Fundamental colloid and interface science plays a key role in the design of novel functional nanomaterials in a broad range of applications in energy and nanomedicine. Whereas nanoparticles are commonly stabilized in biological fluids, interest has grown recently in media with much higher ionic strengths relevant to environmental science and subsurface oil and gas reservoirs. To provide electrosteric stabilization and to enable transport of nanoparticles in porous media at these severe conditions, both low molecular weight ligands and polyelectrolytes have been identified and grafted by various techniques to the particle surfaces. Applications include superparamagnetic iron oxide nanoparticles for electromagnetic imaging and nanocapsules for delivery. Stabilization of foams with ultra-low water contents has been achieved, despite large capillary pressures, by forming highly viscous aqueous phase composed of nanostructured entangled wormlike micelles. A major challenge in nanoparticle engineering is to pack sufficient functionality into nanoparticles smaller than ~100 nm. A general paradigm is presented for assembly of reversible nanoparticle clusters from primary nanoparticles, whereby the nanocluster size and particle spacing may be controlled by tuning the colloidal interaction potential. This approach is used to assemble NIR active Au nanoclusters of controlled size for biomedical imaging, which reversible dissociate back to primary particles upon biodegradation of the stabilizing polymer. Finally, the dissociation of small clusters (reversible aggregates) of monoclonal antibodies is manipulated by adding cosolutes to form low viscosity solutions for subcutaneous delivery.

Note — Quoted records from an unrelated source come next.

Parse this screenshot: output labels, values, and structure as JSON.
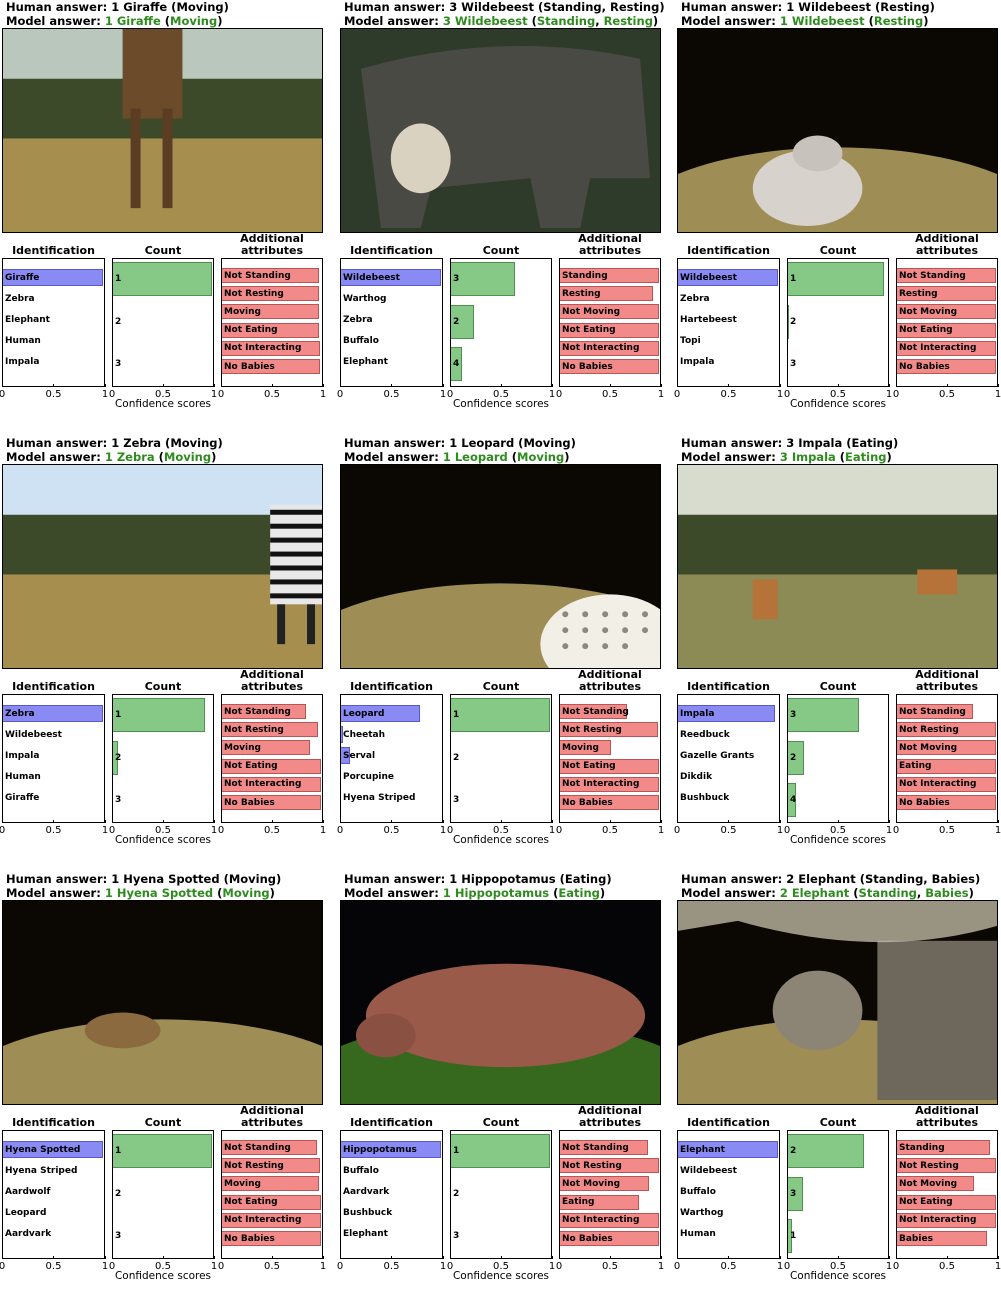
{
  "labels": {
    "human_prefix": "Human answer: ",
    "model_prefix": "Model  answer: ",
    "id_title": "Identification",
    "count_title": "Count",
    "attr_title_1": "Additional",
    "attr_title_2": "attributes",
    "xlabel": "Confidence scores",
    "ticks": [
      "0",
      "0.5",
      "1"
    ]
  },
  "colors": {
    "identification_bar": "#8a8af5",
    "count_bar": "#86c987",
    "attribute_bar": "#f38a8a",
    "correct_text": "#2e8b1e"
  },
  "chart_data": [
    {
      "type": "bar",
      "photo_icon": "giraffe",
      "human_answer": "1 Giraffe (Moving)",
      "model_answer": {
        "count_species": "1 Giraffe",
        "attributes": [
          "Moving"
        ]
      },
      "identification": {
        "categories": [
          "Giraffe",
          "Zebra",
          "Elephant",
          "Human",
          "Impala"
        ],
        "values": [
          1.0,
          0,
          0,
          0,
          0
        ]
      },
      "count": {
        "categories": [
          "1",
          "2",
          "3"
        ],
        "values": [
          1.0,
          0,
          0
        ]
      },
      "attributes": {
        "categories": [
          "Not Standing",
          "Not Resting",
          "Moving",
          "Not Eating",
          "Not Interacting",
          "No Babies"
        ],
        "values": [
          0.98,
          0.98,
          0.98,
          0.98,
          0.99,
          0.99
        ]
      },
      "xlim": [
        0,
        1
      ]
    },
    {
      "type": "bar",
      "photo_icon": "wildebeest",
      "human_answer": "3 Wildebeest (Standing, Resting)",
      "model_answer": {
        "count_species": "3 Wildebeest",
        "attributes": [
          "Standing",
          "Resting"
        ]
      },
      "identification": {
        "categories": [
          "Wildebeest",
          "Warthog",
          "Zebra",
          "Buffalo",
          "Elephant"
        ],
        "values": [
          1.0,
          0,
          0,
          0,
          0
        ]
      },
      "count": {
        "categories": [
          "3",
          "2",
          "4"
        ],
        "values": [
          0.65,
          0.24,
          0.12
        ]
      },
      "attributes": {
        "categories": [
          "Standing",
          "Resting",
          "Not Moving",
          "Not Eating",
          "Not Interacting",
          "No Babies"
        ],
        "values": [
          1.0,
          0.94,
          1.0,
          1.0,
          1.0,
          1.0
        ]
      },
      "xlim": [
        0,
        1
      ]
    },
    {
      "type": "bar",
      "photo_icon": "wildebeest",
      "human_answer": "1 Wildebeest (Resting)",
      "model_answer": {
        "count_species": "1 Wildebeest",
        "attributes": [
          "Resting"
        ]
      },
      "identification": {
        "categories": [
          "Wildebeest",
          "Zebra",
          "Hartebeest",
          "Topi",
          "Impala"
        ],
        "values": [
          1.0,
          0,
          0,
          0,
          0
        ]
      },
      "count": {
        "categories": [
          "1",
          "2",
          "3"
        ],
        "values": [
          0.97,
          0.02,
          0
        ]
      },
      "attributes": {
        "categories": [
          "Not Standing",
          "Resting",
          "Not Moving",
          "Not Eating",
          "Not Interacting",
          "No Babies"
        ],
        "values": [
          1.0,
          1.0,
          1.0,
          1.0,
          1.0,
          1.0
        ]
      },
      "xlim": [
        0,
        1
      ]
    },
    {
      "type": "bar",
      "photo_icon": "zebra",
      "human_answer": "1 Zebra (Moving)",
      "model_answer": {
        "count_species": "1 Zebra",
        "attributes": [
          "Moving"
        ]
      },
      "identification": {
        "categories": [
          "Zebra",
          "Wildebeest",
          "Impala",
          "Human",
          "Giraffe"
        ],
        "values": [
          1.0,
          0,
          0,
          0,
          0
        ]
      },
      "count": {
        "categories": [
          "1",
          "2",
          "3"
        ],
        "values": [
          0.93,
          0.06,
          0
        ]
      },
      "attributes": {
        "categories": [
          "Not Standing",
          "Not Resting",
          "Moving",
          "Not Eating",
          "Not Interacting",
          "No Babies"
        ],
        "values": [
          0.85,
          0.97,
          0.89,
          1.0,
          1.0,
          1.0
        ]
      },
      "xlim": [
        0,
        1
      ]
    },
    {
      "type": "bar",
      "photo_icon": "leopard",
      "human_answer": "1 Leopard (Moving)",
      "model_answer": {
        "count_species": "1 Leopard",
        "attributes": [
          "Moving"
        ]
      },
      "identification": {
        "categories": [
          "Leopard",
          "Cheetah",
          "Serval",
          "Porcupine",
          "Hyena Striped"
        ],
        "values": [
          0.79,
          0.03,
          0.1,
          0,
          0
        ]
      },
      "count": {
        "categories": [
          "1",
          "2",
          "3"
        ],
        "values": [
          1.0,
          0,
          0
        ]
      },
      "attributes": {
        "categories": [
          "Not Standing",
          "Not Resting",
          "Moving",
          "Not Eating",
          "Not Interacting",
          "No Babies"
        ],
        "values": [
          0.68,
          0.99,
          0.52,
          1.0,
          1.0,
          1.0
        ]
      },
      "xlim": [
        0,
        1
      ]
    },
    {
      "type": "bar",
      "photo_icon": "impala",
      "human_answer": "3 Impala (Eating)",
      "model_answer": {
        "count_species": "3 Impala",
        "attributes": [
          "Eating"
        ]
      },
      "identification": {
        "categories": [
          "Impala",
          "Reedbuck",
          "Gazelle Grants",
          "Dikdik",
          "Bushbuck"
        ],
        "values": [
          0.97,
          0,
          0,
          0,
          0
        ]
      },
      "count": {
        "categories": [
          "3",
          "2",
          "4"
        ],
        "values": [
          0.72,
          0.17,
          0.09
        ]
      },
      "attributes": {
        "categories": [
          "Not Standing",
          "Not Resting",
          "Not Moving",
          "Eating",
          "Not Interacting",
          "No Babies"
        ],
        "values": [
          0.77,
          1.0,
          1.0,
          1.0,
          1.0,
          1.0
        ]
      },
      "xlim": [
        0,
        1
      ]
    },
    {
      "type": "bar",
      "photo_icon": "hyena",
      "human_answer": "1 Hyena Spotted (Moving)",
      "model_answer": {
        "count_species": "1 Hyena Spotted",
        "attributes": [
          "Moving"
        ]
      },
      "identification": {
        "categories": [
          "Hyena Spotted",
          "Hyena Striped",
          "Aardwolf",
          "Leopard",
          "Aardvark"
        ],
        "values": [
          1.0,
          0,
          0,
          0,
          0
        ]
      },
      "count": {
        "categories": [
          "1",
          "2",
          "3"
        ],
        "values": [
          1.0,
          0,
          0
        ]
      },
      "attributes": {
        "categories": [
          "Not Standing",
          "Not Resting",
          "Moving",
          "Not Eating",
          "Not Interacting",
          "No Babies"
        ],
        "values": [
          0.96,
          0.99,
          0.98,
          1.0,
          1.0,
          1.0
        ]
      },
      "xlim": [
        0,
        1
      ]
    },
    {
      "type": "bar",
      "photo_icon": "hippopotamus",
      "human_answer": "1 Hippopotamus (Eating)",
      "model_answer": {
        "count_species": "1 Hippopotamus",
        "attributes": [
          "Eating"
        ]
      },
      "identification": {
        "categories": [
          "Hippopotamus",
          "Buffalo",
          "Aardvark",
          "Bushbuck",
          "Elephant"
        ],
        "values": [
          1.0,
          0,
          0,
          0,
          0
        ]
      },
      "count": {
        "categories": [
          "1",
          "2",
          "3"
        ],
        "values": [
          1.0,
          0,
          0
        ]
      },
      "attributes": {
        "categories": [
          "Not Standing",
          "Not Resting",
          "Not Moving",
          "Eating",
          "Not Interacting",
          "No Babies"
        ],
        "values": [
          0.89,
          1.0,
          0.9,
          0.8,
          1.0,
          1.0
        ]
      },
      "xlim": [
        0,
        1
      ]
    },
    {
      "type": "bar",
      "photo_icon": "elephant",
      "human_answer": "2 Elephant (Standing, Babies)",
      "model_answer": {
        "count_species": "2 Elephant",
        "attributes": [
          "Standing",
          "Babies"
        ]
      },
      "identification": {
        "categories": [
          "Elephant",
          "Wildebeest",
          "Buffalo",
          "Warthog",
          "Human"
        ],
        "values": [
          1.0,
          0,
          0,
          0,
          0
        ]
      },
      "count": {
        "categories": [
          "2",
          "3",
          "1"
        ],
        "values": [
          0.77,
          0.16,
          0.05
        ]
      },
      "attributes": {
        "categories": [
          "Standing",
          "Not Resting",
          "Not Moving",
          "Not Eating",
          "Not Interacting",
          "Babies"
        ],
        "values": [
          0.94,
          1.0,
          0.78,
          1.0,
          1.0,
          0.91
        ]
      },
      "xlim": [
        0,
        1
      ]
    }
  ]
}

Wednesday, December 7, 2016
12:00 pm - 1:00 pm

200 College Street
Wallberg Building
Room 116

KEITH JOHNSTON received his PhD in 1981 in chemical engineering at the University of Illinois and joined the University of Texas after a year at Sandia National Laboratories. His awards include the Allan P. Colburn Award and Award for Excellence in Industrial Gases Technology from AIChE, and he was named by AICHE in a list of "One Hundred Chemical Engineers of the Modern Era." He is a member of the US National Academy of Engineering and is a Fellow of the Am. Inst. of Medical and Biological Engineers. He directed UTs activities in the NSF Science and Technology Center: Environmentally Responsible Solvents and Processes through 2009. He conducts fundamental research combining materials chemistry, colloid and interface science and polymer science to guide the development of applications in a wide range of fields including drug delivery, biomedical imaging/therapy, microelectronics, energy storage and subsurface energy production. He has discovered/co-discovered various nanomaterials including water/CO2 microemulsions, silicon nanowires, and therapeutic protein nanoclusters. He has made significant contributions in a new field of nanotechnology for subsurface green energy production which includes CO2 sequestration, improved oil recovery, magnetic nanomaterials for electromagnetic imaging of reservoirs, and greener fracturing with low water utilization.